User Experience Design begins with the definition of a user experience strategy, or a shared holistic vision for what a product or service will be from the end user’s perspective. Before a design team can start creating a product or service’s interface and defining specific capabilities, the team needs to evaluate ideas to determine what will meet both user and business goals most effectively. Defining a user experience strategy up front is critical to making sure that all design decisions map back to a vision that is supported by research and that has defined success criteria.
Read more to understand the elements of a UX strategy, why it’s important to make the strategy tangible, and some techniques to create a tangible UX strategy.
What goes into creating a user experience strategy?
- Identify the current state experience and opportunities: What is the current state of existing products and services, as well as that of competing products and services? What opportunities exist to improve this experience?
- Identify user needs: What are the characteristics of your target user base, and what is needed to best engage with this audience?
- Define success for the project: What from the business’ perspective will make this product or service successful? How will you measure success? What would be a big win?
- Define the overall user experience theme: What is the core value of this product or service’s experience from the user’s perspective? What is a user getting out of it? How does this align with business goals?
- Tell a story: What will the user’s overall experience look like? What value are you providing throughout the experience? How does this translate into a product roadmap?
- Create design principles: What guiding tenants will inform the product or service’s design?
- Get buy-in: Does the entire team agree on the vision for this product or service? Are there any gaps that need to be explored further?
Why does strategic thinking have to be tangible?
Tangible strategy refers to written or visual documentation of your ideas and direction. It is often easy to treat strategy as a phase in the project that once completed, can be put aside so that the team can focus on design activities. Many times strategy is defined through thinking and conversations that are often not documented as thoroughly as the rest of the design process. However, by spending time to clearly document and articulate the thinking that goes into a UX strategy in a way that is visual, teams will have a distinct advantage as they go through the rest of the design process.
A tangible strategy:
- Clarifies “design thinking” that is often abstract: A lot of our work involves analysis that is often difficult to explain to others. Our thinking can often be messy, unstructured, and fuzzy in the early stages of a project. However, if we’re not able to explain our thinking, it is easy to assume that our recommendations are based off of opinions as opposed to well thought out analysis. It also becomes more difficult to iterate through ideas with others. Tangible artifacts help us communicate our thinking to help move conversations forward.
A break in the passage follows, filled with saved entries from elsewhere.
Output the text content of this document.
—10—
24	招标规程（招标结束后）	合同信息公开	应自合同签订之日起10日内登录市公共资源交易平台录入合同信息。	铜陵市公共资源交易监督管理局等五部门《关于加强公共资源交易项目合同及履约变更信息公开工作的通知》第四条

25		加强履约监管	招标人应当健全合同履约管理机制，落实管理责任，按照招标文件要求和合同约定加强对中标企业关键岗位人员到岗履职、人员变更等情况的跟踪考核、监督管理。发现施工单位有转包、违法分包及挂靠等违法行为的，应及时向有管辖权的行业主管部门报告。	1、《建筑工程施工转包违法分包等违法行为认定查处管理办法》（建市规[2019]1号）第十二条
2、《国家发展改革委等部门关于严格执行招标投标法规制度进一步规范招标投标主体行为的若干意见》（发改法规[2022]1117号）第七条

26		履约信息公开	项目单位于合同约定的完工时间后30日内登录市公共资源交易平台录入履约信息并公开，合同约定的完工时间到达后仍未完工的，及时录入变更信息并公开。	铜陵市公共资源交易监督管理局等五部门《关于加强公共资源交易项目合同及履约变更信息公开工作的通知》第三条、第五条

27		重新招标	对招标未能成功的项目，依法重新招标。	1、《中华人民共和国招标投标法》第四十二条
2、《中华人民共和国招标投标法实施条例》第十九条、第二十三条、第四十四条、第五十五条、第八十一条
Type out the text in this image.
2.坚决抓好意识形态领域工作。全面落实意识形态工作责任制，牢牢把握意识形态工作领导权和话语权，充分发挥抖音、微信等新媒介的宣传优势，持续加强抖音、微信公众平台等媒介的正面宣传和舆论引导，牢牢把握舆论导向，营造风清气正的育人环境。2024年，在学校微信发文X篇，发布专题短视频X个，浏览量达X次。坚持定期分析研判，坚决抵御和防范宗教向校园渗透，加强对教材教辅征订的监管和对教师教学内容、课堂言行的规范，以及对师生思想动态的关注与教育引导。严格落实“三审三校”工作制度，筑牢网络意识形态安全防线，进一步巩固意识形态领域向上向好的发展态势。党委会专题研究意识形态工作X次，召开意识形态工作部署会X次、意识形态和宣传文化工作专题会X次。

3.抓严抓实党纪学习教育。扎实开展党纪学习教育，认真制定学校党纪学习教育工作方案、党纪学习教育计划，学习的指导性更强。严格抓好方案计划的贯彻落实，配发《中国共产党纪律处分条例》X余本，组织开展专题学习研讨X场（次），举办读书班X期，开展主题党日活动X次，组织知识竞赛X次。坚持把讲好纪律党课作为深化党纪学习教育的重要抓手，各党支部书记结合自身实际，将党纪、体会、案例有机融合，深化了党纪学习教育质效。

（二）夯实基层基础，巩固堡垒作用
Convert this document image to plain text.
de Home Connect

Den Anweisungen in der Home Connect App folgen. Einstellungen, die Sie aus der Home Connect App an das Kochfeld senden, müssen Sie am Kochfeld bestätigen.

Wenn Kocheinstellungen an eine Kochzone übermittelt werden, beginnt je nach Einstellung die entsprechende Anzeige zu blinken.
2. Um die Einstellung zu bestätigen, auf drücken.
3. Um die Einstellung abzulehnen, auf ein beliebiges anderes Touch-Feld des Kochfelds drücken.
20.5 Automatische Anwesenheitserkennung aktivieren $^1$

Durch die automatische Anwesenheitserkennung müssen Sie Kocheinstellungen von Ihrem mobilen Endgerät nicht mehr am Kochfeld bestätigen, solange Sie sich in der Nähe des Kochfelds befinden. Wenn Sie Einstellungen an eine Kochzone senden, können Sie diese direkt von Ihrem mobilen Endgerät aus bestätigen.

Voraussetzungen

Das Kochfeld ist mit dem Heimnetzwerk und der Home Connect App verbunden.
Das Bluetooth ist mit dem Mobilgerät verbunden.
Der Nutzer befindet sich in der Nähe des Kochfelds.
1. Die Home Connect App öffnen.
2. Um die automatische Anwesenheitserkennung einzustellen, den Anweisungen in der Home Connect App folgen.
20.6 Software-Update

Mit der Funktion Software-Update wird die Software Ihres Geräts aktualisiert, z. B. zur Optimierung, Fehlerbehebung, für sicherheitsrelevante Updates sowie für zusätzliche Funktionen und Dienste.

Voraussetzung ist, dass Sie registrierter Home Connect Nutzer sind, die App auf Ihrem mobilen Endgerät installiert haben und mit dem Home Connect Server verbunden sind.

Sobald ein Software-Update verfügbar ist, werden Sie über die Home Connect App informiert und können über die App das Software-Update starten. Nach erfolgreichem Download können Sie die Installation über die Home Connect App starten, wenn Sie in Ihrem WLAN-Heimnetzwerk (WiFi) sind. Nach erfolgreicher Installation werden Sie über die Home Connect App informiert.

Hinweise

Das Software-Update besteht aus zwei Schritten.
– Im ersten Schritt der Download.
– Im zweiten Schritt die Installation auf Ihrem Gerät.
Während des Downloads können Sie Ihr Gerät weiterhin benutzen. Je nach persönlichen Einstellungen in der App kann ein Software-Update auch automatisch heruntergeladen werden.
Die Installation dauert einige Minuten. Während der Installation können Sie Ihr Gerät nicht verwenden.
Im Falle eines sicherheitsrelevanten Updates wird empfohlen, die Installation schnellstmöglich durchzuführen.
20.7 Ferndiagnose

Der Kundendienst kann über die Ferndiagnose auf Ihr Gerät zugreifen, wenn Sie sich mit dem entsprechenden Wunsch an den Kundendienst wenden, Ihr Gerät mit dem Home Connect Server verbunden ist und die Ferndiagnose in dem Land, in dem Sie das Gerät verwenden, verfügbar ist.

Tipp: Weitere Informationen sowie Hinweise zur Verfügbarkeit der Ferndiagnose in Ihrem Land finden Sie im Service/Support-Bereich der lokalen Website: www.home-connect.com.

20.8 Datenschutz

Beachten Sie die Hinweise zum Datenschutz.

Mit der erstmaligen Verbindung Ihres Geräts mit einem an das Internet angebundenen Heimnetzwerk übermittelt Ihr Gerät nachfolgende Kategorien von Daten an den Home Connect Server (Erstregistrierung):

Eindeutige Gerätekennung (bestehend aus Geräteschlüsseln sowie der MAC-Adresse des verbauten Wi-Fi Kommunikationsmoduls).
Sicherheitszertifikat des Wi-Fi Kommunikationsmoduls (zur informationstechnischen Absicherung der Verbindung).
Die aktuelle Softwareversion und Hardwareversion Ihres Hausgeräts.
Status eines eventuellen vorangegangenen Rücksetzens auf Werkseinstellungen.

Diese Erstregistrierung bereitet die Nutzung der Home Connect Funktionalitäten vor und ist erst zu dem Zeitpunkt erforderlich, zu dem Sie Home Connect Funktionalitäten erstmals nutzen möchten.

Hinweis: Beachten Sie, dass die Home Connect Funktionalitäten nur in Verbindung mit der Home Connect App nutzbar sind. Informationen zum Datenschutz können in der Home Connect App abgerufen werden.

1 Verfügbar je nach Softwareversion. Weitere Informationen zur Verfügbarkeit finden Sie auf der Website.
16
- Helps gain buy-in from non-UX stakeholders: It’s often difficult to convince stakeholders that the direction you are taking with a project is the “right” direction. By making your strategic thinking tangible, stakeholders can see that your recommendations are based off of research and analysis and not simply subjective opinions. This makes stakeholders more confident that their project will ultimately be successful.
- Makes sure the design team is on the same page: How many times have you thought your design team was all working under the same understandings and assumptions, then when you come back together later, realize that everyone interpreted things differently? A tangible strategy helps guide the design team to all work towards a shared vision and not deviate from it by providing a visual reminder of what everyone is working towards.
- Helps keep the strategy visible throughout the course of the project: A typical UX project goes through several if not many iterations before a final design is achieved. Business requirements change, new ideas are generated, and user validation often makes us change course. As these events happen, it’s easy to deviate from our original goals and vision. A tangible strategy can be referred back to frequently and can help the team align their iterations back to the strategy.
How do you make strategic thinking tangible?
There are many different deliverables and techniques that can help visualize and explain a user experience strategy. While there are dozens of techniques available, I will highlight a few of my favorite techniques that I’ve found to be most successful. Post these deliverables on your walls and refer back to them frequently to make sure your work aligns with your strategy.
- Experience themes and design principles: Experience themes are definitions of the core value of an experience that help succinctly get everyone on the same page about what the product you’re creating is about from an end user’s perspective. Cindy Chastain has written anexcellent articleabout how to work with experience themes. Themes can be supported with “elevator pitch” statements and design principles to help guide the defining elements of an experience.
- Experience storyboards: Storyboards are a series of sketches illustrating the user experience, along with a description of the components and interactions that drive the experience.
- Conceptual frameworks: Various frameworks can be created that show how elements of the experience are related/connected, or that show a range of possible experiences and which options best map to user needs and business goals. Check out Kate Rutter’s See->Sort->Sketch presentation (starting on slide 13) to see some of these techniques.
Defining a user experience strategy is necessary in order for a product to be based on data, research, and thoughtful synthesis of ideas as opposed to subjective opinion. By making your thinking tangible, the whole team can better understand your experience vision from the beginning to end of a project.
What techniques have you used to help make strategic thinking tangible? Do you have any examples of how a tangible strategy has helped you during the course of a project?